For children older than age ten, additional screening recommendations include a Pap smear and Chlamydia screening for sexually active females and assessment of problem drinking for all adolescents. Counseling with this age group covers sexual behaviors, smoking, drinking, and other drug use. Immunizations should include a tetanus-diphtheria booster for those aged eleven to sixteen. Hepatitus B and varicella vaccines should be given to those who did not receive them at earlier ages. High-risk populations include those who engage in high-risk sexual behavior or drug use and those with certain medical conditions. Interventions specific to each of these populations are needed.

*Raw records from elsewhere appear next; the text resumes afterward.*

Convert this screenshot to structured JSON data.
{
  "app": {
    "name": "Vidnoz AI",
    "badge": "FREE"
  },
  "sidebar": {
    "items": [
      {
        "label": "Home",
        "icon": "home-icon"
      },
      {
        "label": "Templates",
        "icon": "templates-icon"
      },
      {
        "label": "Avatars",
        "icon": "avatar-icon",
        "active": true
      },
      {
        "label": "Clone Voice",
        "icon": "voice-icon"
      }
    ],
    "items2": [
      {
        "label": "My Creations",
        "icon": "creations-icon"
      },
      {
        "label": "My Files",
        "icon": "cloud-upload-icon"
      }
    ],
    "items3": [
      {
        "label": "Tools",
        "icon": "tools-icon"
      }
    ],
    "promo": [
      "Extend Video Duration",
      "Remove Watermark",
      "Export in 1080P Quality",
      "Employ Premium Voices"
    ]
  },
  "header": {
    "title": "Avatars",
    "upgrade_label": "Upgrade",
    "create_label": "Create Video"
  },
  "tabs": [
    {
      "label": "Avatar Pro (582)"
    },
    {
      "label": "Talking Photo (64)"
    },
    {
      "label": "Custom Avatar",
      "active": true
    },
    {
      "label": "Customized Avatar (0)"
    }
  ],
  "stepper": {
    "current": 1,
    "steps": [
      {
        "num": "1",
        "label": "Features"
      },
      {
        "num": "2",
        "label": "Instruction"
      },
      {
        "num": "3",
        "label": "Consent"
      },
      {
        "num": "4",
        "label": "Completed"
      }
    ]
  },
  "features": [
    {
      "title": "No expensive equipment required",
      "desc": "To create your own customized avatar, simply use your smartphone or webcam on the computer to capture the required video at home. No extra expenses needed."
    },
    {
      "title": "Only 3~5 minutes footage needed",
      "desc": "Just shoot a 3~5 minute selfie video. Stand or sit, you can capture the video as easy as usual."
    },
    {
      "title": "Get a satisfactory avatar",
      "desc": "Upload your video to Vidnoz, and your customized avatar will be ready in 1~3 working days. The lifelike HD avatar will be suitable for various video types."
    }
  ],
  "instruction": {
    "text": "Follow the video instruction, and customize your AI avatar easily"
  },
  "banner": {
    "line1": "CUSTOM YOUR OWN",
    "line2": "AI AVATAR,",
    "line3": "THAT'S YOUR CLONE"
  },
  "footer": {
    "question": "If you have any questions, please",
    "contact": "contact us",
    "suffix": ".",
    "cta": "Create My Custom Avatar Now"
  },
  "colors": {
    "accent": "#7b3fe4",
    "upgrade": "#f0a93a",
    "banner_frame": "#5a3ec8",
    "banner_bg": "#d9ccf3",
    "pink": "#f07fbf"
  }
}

The U.S. government's Healthy People 2010 objectives provide guidance to those planning for or providing child health services. Central among these is access to care. Unfortunately, certain economic, educational, racial, and ethnic factors, as well as disability status, affect such access. To be of benefit, health care must not only be available, it must also be accessible in an ongoing and routine fashion. The American Academy of Pediatrics recommends six well-child visits during infancy. An additional three such visits are recommended during a child's second year, annual visits are recommended through age six, and visits every other year through the remainder of childhood. Access to care is essential in order to accomplish the screening and preventive care previously noted, as well as to ensure that children receive treatment for both acute and chronic illnesses.
In addition to access to care, Healthy People 2010 address levels and severity of child health-related issues and conditions. Pediatric asthma and diabetes; accidents, violence, and suicide; mental health; tobacco use; and nutrition and physical activity are areas in which little or no improvement has been seen. Equally important aspects of child health include dental exams and oral health; school nursing and health education; environmental hazards (particularly lead); food-borne pathogens; sexuality; alcohol and other drug use; and vision and hearing.